Has been trading on either side of 2X Book Value. Strangest pattern he has seen in a long time. Suggests to him that the market is very uncertain as to whether they should call this company a “recovering growth stock” or a “growth stock that is now failing”. Has not made up his mind yet. 2.4% dividend.
Stock has been pretty dead for the last couple of years. Have some challenges on the profitability side. Notwithstanding the fact that they continue to roll out new stores and grow their square footage they have been very challenged on the prescription side due to some regulatory legislative changes. Stock has never been a cheap stock and he doesn’t see a whole lot of upside. 2.5% dividend yield.
Generating so much free cash flow that they don’t know what to do with it so they are buying back shares and raising dividends. Facing competitive risks but they have terrific real estate. Canadian demographics is that we are getting older and we have to keep going to the pharmacies more often. Looking for them to grow earnings at 3%-5% a year.
Felt that they had been trapped in a range but Ontario government announced that they would be paying pharmacists $7.50 to give flu shots. Also announced other changes giving pharmacies the right to renew prescriptions. So the government is basically trying to get you out of the doctors’ offices for anything minor.
(A Top Pick Sept 22/11. Up 5.71%.) Sold half his holdings at over $44. Feels there is still a lot of deflation coming in prescription drugs. However, the last quarter demonstrated why he likes it. A powerful industry consolidator and a lot of pharmas are going to be able to be competitive. There is a trend towards higher generic usage, meaning more margins for them. Very effective retailers. Good costs discipline.
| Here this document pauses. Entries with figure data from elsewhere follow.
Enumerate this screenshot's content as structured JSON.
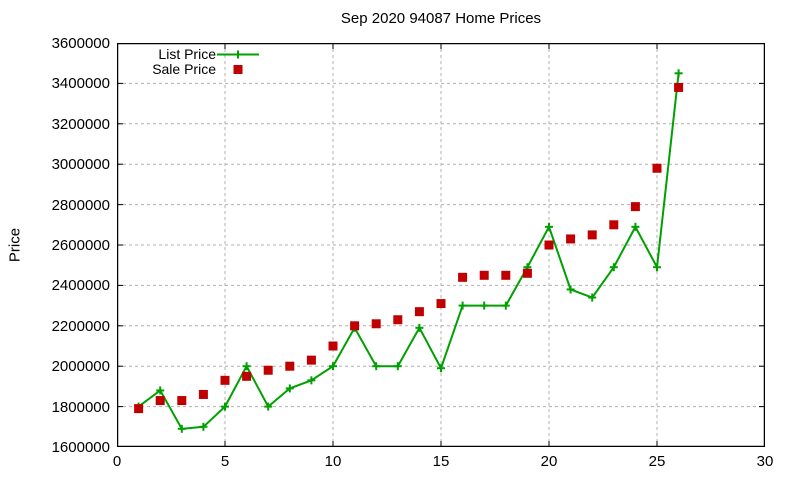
{
  "title": "Sep 2020 94087 Home Prices",
  "y_axis_title": "Price",
  "legend": {
    "items": [
      {
        "label": "List Price",
        "marker": "line-plus",
        "color": "#00a000"
      },
      {
        "label": "Sale Price",
        "marker": "square",
        "color": "#c00000"
      }
    ]
  },
  "chart_data": {
    "type": "line",
    "title": "Sep 2020 94087 Home Prices",
    "xlabel": "",
    "ylabel": "Price",
    "xlim": [
      0,
      30
    ],
    "ylim": [
      1600000,
      3600000
    ],
    "x_ticks": [
      0,
      5,
      10,
      15,
      20,
      25,
      30
    ],
    "y_ticks": [
      1600000,
      1800000,
      2000000,
      2200000,
      2400000,
      2600000,
      2800000,
      3000000,
      3200000,
      3400000,
      3600000
    ],
    "grid": true,
    "legend_position": "top-left",
    "axis_color": "#000000",
    "grid_color": "#b0b0b0",
    "x": [
      1,
      2,
      3,
      4,
      5,
      6,
      7,
      8,
      9,
      10,
      11,
      12,
      13,
      14,
      15,
      16,
      17,
      18,
      19,
      20,
      21,
      22,
      23,
      24,
      25,
      26
    ],
    "series": [
      {
        "name": "List Price",
        "color": "#00a000",
        "marker": "plus",
        "line": true,
        "values": [
          1800000,
          1880000,
          1690000,
          1700000,
          1800000,
          2000000,
          1800000,
          1890000,
          1930000,
          2000000,
          2190000,
          2000000,
          2000000,
          2190000,
          1990000,
          2300000,
          2300000,
          2300000,
          2490000,
          2690000,
          2380000,
          2340000,
          2490000,
          2690000,
          2490000,
          3450000
        ]
      },
      {
        "name": "Sale Price",
        "color": "#c00000",
        "marker": "square",
        "line": false,
        "values": [
          1790000,
          1830000,
          1830000,
          1860000,
          1930000,
          1950000,
          1980000,
          2000000,
          2030000,
          2100000,
          2200000,
          2210000,
          2230000,
          2270000,
          2310000,
          2440000,
          2450000,
          2450000,
          2460000,
          2600000,
          2630000,
          2650000,
          2700000,
          2790000,
          2980000,
          3380000
        ]
      }
    ]
  }
}
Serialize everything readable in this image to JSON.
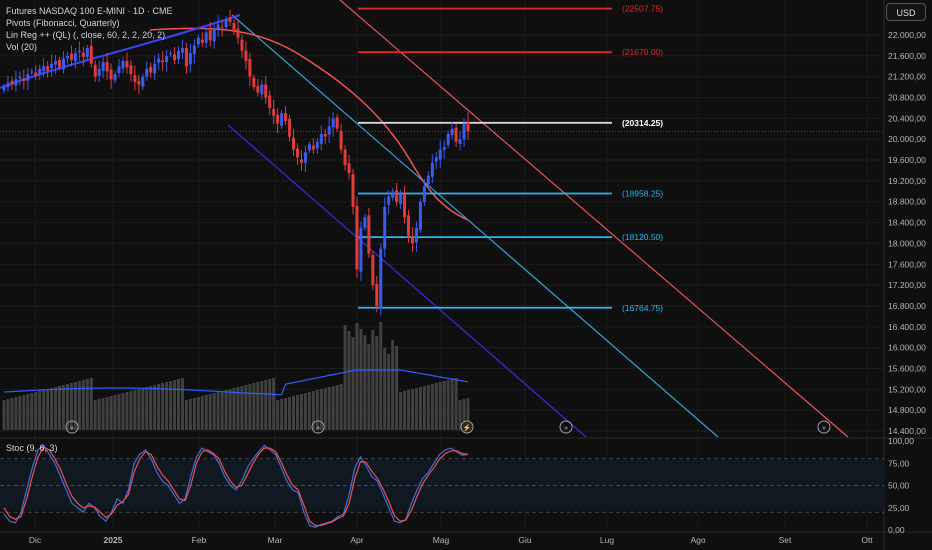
{
  "header": {
    "symbol": "Futures NASDAQ 100 E-MINI · 1D · CME",
    "indicators": [
      "Pivots (Fibonacci, Quarterly)",
      "Lin Reg ++ (QL) (, close, 60, 2, 2, 20, 2)",
      "Vol (20)"
    ],
    "currency_button": "USD"
  },
  "colors": {
    "background": "#0f0f0f",
    "up_candle": "#3a5bf0",
    "down_candle": "#e23b3b",
    "pivot_red": "#e02828",
    "pivot_white": "#d8d8d8",
    "pivot_cyan": "#29b6f6",
    "channel_red": "#f15555",
    "channel_cyan": "#2aa7d6",
    "channel_blue": "#3a2be0",
    "stoc_k": "#3d6fe0",
    "stoc_d": "#f05050"
  },
  "chart_data": [
    {
      "type": "candlestick",
      "title": "Futures NASDAQ 100 E-MINI · 1D · CME",
      "y_axis_ticks": [
        "22.000,00",
        "21.600,00",
        "21.200,00",
        "20.800,00",
        "20.400,00",
        "20.000,00",
        "19.600,00",
        "19.200,00",
        "18.800,00",
        "18.400,00",
        "18.000,00",
        "17.600,00",
        "17.200,00",
        "16.800,00",
        "16.400,00",
        "16.000,00",
        "15.600,00",
        "15.200,00",
        "14.800,00",
        "14.400,00"
      ],
      "x_axis_ticks": [
        "Dic",
        "2025",
        "Feb",
        "Mar",
        "Apr",
        "Mag",
        "Giu",
        "Lug",
        "Ago",
        "Set",
        "Ott"
      ],
      "ylim": [
        14300,
        22400
      ],
      "pivot_levels": [
        {
          "label": "(22507.75)",
          "value": 22507.75,
          "color": "red"
        },
        {
          "label": "(21670.00)",
          "value": 21670.0,
          "color": "red"
        },
        {
          "label": "(20314.25)",
          "value": 20314.25,
          "color": "white"
        },
        {
          "label": "(18958.25)",
          "value": 18958.25,
          "color": "cyan"
        },
        {
          "label": "(18120.50)",
          "value": 18120.5,
          "color": "cyan"
        },
        {
          "label": "(16764.75)",
          "value": 16764.75,
          "color": "cyan"
        }
      ],
      "last_price": 20150,
      "closes": [
        21000,
        21080,
        21050,
        21150,
        21200,
        21120,
        21250,
        21300,
        21220,
        21350,
        21400,
        21320,
        21450,
        21500,
        21380,
        21550,
        21600,
        21520,
        21650,
        21700,
        21580,
        21750,
        21450,
        21200,
        21350,
        21480,
        21300,
        21150,
        21250,
        21400,
        21500,
        21380,
        21250,
        21100,
        21050,
        21200,
        21350,
        21280,
        21450,
        21550,
        21480,
        21600,
        21650,
        21520,
        21700,
        21750,
        21400,
        21650,
        21800,
        21950,
        21850,
        22050,
        21900,
        22100,
        22200,
        22150,
        22300,
        22250,
        22100,
        21950,
        21700,
        21500,
        21200,
        21000,
        20900,
        21050,
        20800,
        20600,
        20450,
        20300,
        20500,
        20350,
        20050,
        19800,
        19650,
        19550,
        19750,
        19900,
        19800,
        19950,
        20100,
        20050,
        20250,
        20400,
        20200,
        19800,
        19500,
        19350,
        18700,
        17500,
        18300,
        18500,
        17800,
        17200,
        16800,
        17900,
        18700,
        18900,
        19000,
        18800,
        18950,
        18500,
        18150,
        18000,
        18300,
        18800,
        19100,
        19300,
        19550,
        19650,
        19800,
        19850,
        20100,
        20200,
        19950,
        20000,
        20300,
        20150
      ],
      "volume_ma_note": "Vol (20)"
    },
    {
      "type": "line",
      "title": "Stoc (9, 6, 3)",
      "y_axis_ticks": [
        "100,00",
        "75,00",
        "50,00",
        "25,00",
        "0,00"
      ],
      "ylim": [
        0,
        100
      ],
      "bands": [
        80,
        50,
        20
      ],
      "series": [
        {
          "name": "%K",
          "values": [
            18,
            10,
            8,
            20,
            45,
            70,
            90,
            95,
            85,
            75,
            60,
            45,
            30,
            25,
            20,
            30,
            25,
            15,
            10,
            20,
            35,
            30,
            45,
            75,
            85,
            90,
            80,
            65,
            55,
            50,
            40,
            30,
            35,
            60,
            82,
            92,
            88,
            85,
            75,
            60,
            50,
            45,
            55,
            70,
            80,
            88,
            95,
            90,
            85,
            70,
            55,
            45,
            42,
            20,
            5,
            3,
            6,
            8,
            10,
            15,
            18,
            40,
            70,
            82,
            72,
            60,
            55,
            40,
            25,
            10,
            8,
            12,
            30,
            45,
            58,
            65,
            75,
            85,
            90,
            92,
            88,
            84,
            85
          ]
        },
        {
          "name": "%D",
          "values": [
            25,
            15,
            12,
            15,
            35,
            60,
            82,
            93,
            90,
            80,
            68,
            52,
            38,
            30,
            25,
            27,
            26,
            20,
            14,
            18,
            28,
            32,
            40,
            65,
            80,
            88,
            85,
            72,
            62,
            55,
            45,
            35,
            33,
            50,
            75,
            88,
            90,
            86,
            80,
            66,
            55,
            48,
            50,
            62,
            75,
            85,
            92,
            92,
            88,
            76,
            62,
            50,
            45,
            28,
            10,
            5,
            5,
            7,
            9,
            13,
            16,
            30,
            58,
            77,
            76,
            66,
            58,
            46,
            32,
            16,
            10,
            11,
            22,
            38,
            52,
            62,
            70,
            80,
            86,
            89,
            89,
            86,
            85
          ]
        }
      ]
    }
  ],
  "stoc_label": "Stoc (9, 6, 3)"
}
Really well managed company. Got hit by regulations that didn’t allow them to make profits on generics that they were making. This took a lot of growth potential out of the company but have been able to reengineer themselves to deal with the retail side and generating more profits. Growth rate is not what it used to be and there is more pressure coming from new retailers. He could see a 5%-10% move in the stock but he would want better.
Almost like they are in a regulated market. A good part of their business has significant pressure on it to bring prices down. Doesn’t expect there will be any change in this. The drug side was a good part of the profitability side.